Antoni Domènech
30/03/2014
Varios amigos, colegas o compañeros de vida política con los que tengo intercambios epistolares más o menos regulares y casi siempre divertidos sobre asuntos muy dispares me han invitado desde hace tiempo a convertir en artículos para SinPermiso el contenido de algunos de esos intercambios. Siempre chocó hasta ahora esa invitación con cierta pereza que, en materia publicística, nunca he sido capaz de vencer. Padezco además como bien observa uno de esos amigos del trasnochado sesgo del investigador para el que las cosas que no están pensadas, si no hasta el final, sí al menos cabalmente, deben dejarse cautelosamente ad acta y en ningún caso hacerse públicas. En esta sección de Sueltos trataré con periodicidad irregular de vencer ambos obstáculos, mi pereza y mi sesgo: veremos lo que dura el empeño. Incorporaré en cada entrega material epistolar disperso suelto, casi tal cual fue escrito en su momento. Cuando sea posible y las circunstancias lo aconsejen, mencionaré por sus nombres a los destinatarios originales. Un suelto, ya lo dice el diccionario, no está pegado o unido de manera compacta, no está atado ni encerrado, está separado de otras cosas con las cuales forma un conjunto y se expresa con desenvoltura. Esta segunda entrega de Sueltos (para ver la primera, pulse AQUÍ) recicla material procedente de intercambios epistolares relativamente recientes con el traductor madrileño Pablo Carbajosa y con la escritora argentina Cecilia Ferreiroa. Antoni Domènech
Pues sí, parece que el recientemente fallecido Josep Maria Castellet dijo alguna vez que Josep Pla había sido el mayor prosista español del siglo XX. Y tú, a lo que veo, si no por esa boutade del crítico literario barcelonés, pareces cuando menos gratamente impresionado por esta muestra prosística:
Ara és el millor temps, estimat amic, d'anar pel món. Els enciams tenen un fil llunyà de frescor de neu; la carn a la brasa és sanguinolenta i blava; la dent, aguda, i el paladar, emolat i abundant. El cel, alt i gloriós, fuig tothora, l'aire és suau. El sol és tebi i el vent petit porta una ramiola de fonoll, de romaní d'esparreguera. En els recs hi ha una cueta d'aigua, surten els créixens de les vores, s'afinen els espàrrecs. En els horts, les faveres treuen l'ull i l'orella de llebre esverada. Els ametllers són de color de rosa. Les pomeres tenen un borrissol de carmí, tornassolat. Els detalls de les herbes es dibuixen amb una tendresa perfilada i dóna gust d'abandonar-se, amb la virolla del bastó, al somni de resseguir la cal·ligrafia de les plantes. El mar, llunyà, verd i blau, poblat de formes vagues, va passant. Tot és infinitament més consolador que assistir a les representacions d'aquest món, a la vana demència ornitològica, gòtica i geperuda, del material humà.

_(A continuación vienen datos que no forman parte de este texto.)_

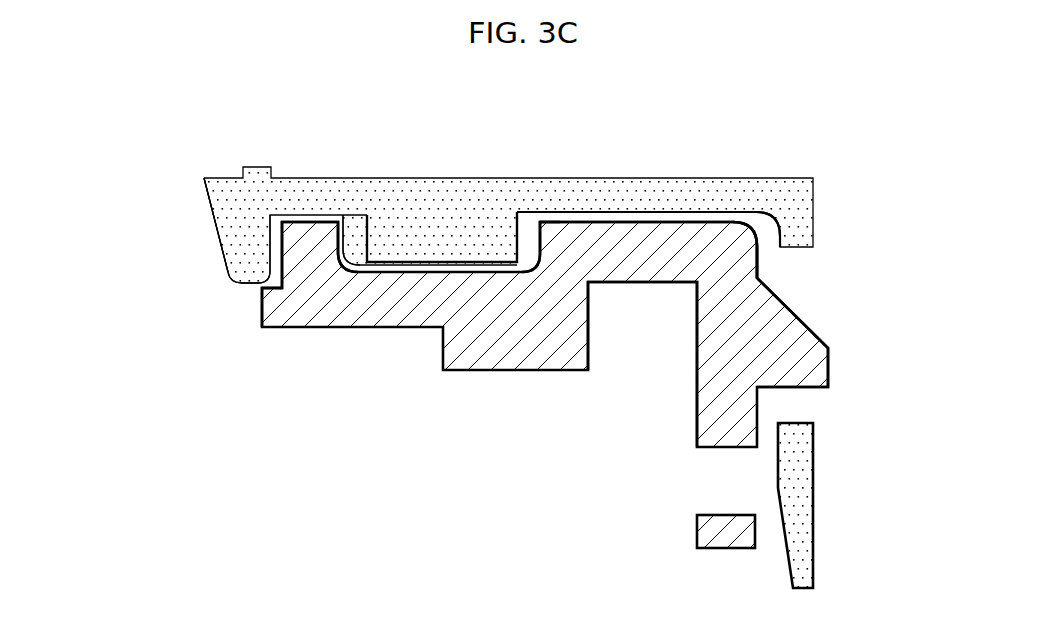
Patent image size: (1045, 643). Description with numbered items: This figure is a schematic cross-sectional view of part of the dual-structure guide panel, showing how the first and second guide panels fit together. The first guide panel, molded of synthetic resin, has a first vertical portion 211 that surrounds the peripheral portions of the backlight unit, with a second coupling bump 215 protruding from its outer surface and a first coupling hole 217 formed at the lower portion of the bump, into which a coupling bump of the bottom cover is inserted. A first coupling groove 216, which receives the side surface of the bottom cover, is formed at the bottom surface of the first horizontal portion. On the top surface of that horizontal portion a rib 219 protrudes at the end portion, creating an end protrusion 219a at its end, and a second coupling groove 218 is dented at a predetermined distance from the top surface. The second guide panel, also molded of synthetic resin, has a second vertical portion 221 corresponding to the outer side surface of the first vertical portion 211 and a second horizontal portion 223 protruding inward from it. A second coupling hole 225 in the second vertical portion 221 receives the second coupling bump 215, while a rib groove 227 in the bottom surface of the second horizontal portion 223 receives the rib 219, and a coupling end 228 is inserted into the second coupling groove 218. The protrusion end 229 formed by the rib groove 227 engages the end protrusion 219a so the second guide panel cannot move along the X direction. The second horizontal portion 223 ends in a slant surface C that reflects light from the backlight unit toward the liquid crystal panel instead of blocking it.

The first vertical portion 211 is at (713, 318).
The second coupling bump 215 is at (685, 238).
The first coupling groove 216 is at (633, 336).
The first coupling hole 217 is at (718, 492).
The second coupling groove 218 is at (540, 216).
The rib 219 is at (322, 235).
The end protrusion 219a is at (256, 293).
The second vertical portion 221 is at (795, 475).
The second horizontal portion 223 is at (652, 192).
The second coupling hole 225 is at (806, 266).
The rib groove 227 is at (352, 218).
The coupling end 228 is at (438, 226).
The protrusion end 229 is at (240, 270).
The slant surface C is at (203, 233).
The X direction X is at (837, 200).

A mi expeditiva reticencia a entrar en el asunto respondes con una pregunta conminatoria: ¿si esto no es buena prosa, qué es un gran prosista? Difícil pregunta de, para mí, imposible respuesta. Hay muchos, demasiados, parámetros en liza a la hora de calibrar la calidad de una prosa: el dominio de la lengua en que el autor escribe, su riqueza léxica y sintáctica, su exactitud y economía en la adjetivación, y en general, en el preciso alcance semántico de los vocablos elegidos. Su sentido del idioma: no todos los giros que son normativamente aceptables, y aun aceptabilísimos, resultan idiomáticos; cada lengua tiene su propio espíritu, y ese espíritu, para mayor complicación, varía también con el tiempo y la circunstancia histórica (como profesionales de la traducción que tú y yo hemos sido, no hará falta insistir en eso ). La potencia y pertinencia o felicidad de las metáforas empleadas. El sentido de la eufonía y del ritmo, el particular compromiso que como en la composición musical es capaz de establecer el autor entre la melodía y la armonía de la lengua. Su consciencia, en fin, del público al que se dirige y, con ella, su honradez.

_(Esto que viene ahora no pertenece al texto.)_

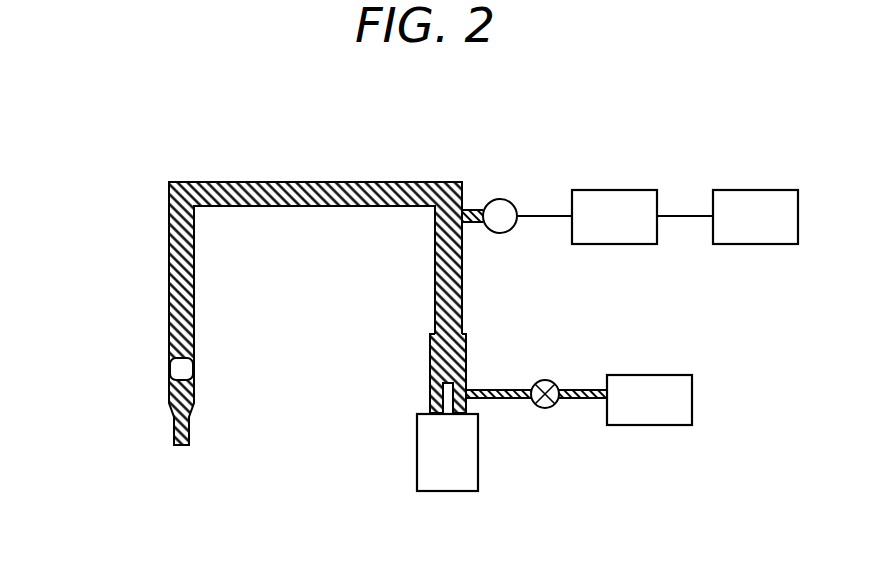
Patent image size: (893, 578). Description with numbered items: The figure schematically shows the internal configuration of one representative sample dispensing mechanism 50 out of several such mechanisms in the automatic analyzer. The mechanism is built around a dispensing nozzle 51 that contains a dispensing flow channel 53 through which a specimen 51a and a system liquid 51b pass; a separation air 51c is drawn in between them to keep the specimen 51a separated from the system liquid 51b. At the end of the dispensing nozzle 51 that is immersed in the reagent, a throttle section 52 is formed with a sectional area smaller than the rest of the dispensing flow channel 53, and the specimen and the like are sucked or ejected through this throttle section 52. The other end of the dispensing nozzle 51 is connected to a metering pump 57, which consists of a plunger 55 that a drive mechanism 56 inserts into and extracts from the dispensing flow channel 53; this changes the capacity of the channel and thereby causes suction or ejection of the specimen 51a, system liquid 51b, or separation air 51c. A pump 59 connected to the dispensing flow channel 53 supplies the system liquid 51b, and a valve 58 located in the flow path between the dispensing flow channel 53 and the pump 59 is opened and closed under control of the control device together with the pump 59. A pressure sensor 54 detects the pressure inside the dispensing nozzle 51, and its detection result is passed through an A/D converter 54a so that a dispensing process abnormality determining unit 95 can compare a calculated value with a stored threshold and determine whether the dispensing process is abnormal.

Una prosa honrada, en el sentido que aquí interesa, no tiene mucho que ver con la ética, ni con la política, no al menos directamente. Lo es, en mi sentido, si: a) es consciente de su audiencia, sea ella la que fuere; y b) es auténtica, es decir, que no pretende timar a su público lector, darle gato por liebre, sino otras cosas, aunque sean de legitimidad moralmente discutible: elevarlo, instruirlo, deleitarlo, entretenerlo, lisonjearlo, envilecerlo, sublevarlo, apaciguarlo, etc.
Esta lista, claro, no es exhaustiva. Y lo que es peor desde un punto de vista metodológico/taxonómico, tampoco es excluyente: los criterios no son independientes unos de otros. Por ejemplo, no es, en general, posible que una prosa no sea honrada y que, en cambio, eso no tenga efectos nocivos y aun, tal vez, catastróficos sobre otros parámetros de bondad o calidad prosística, como, pongamos por caso, el de la felicidad de las metáforas empleadas, o el de la precisión semántica.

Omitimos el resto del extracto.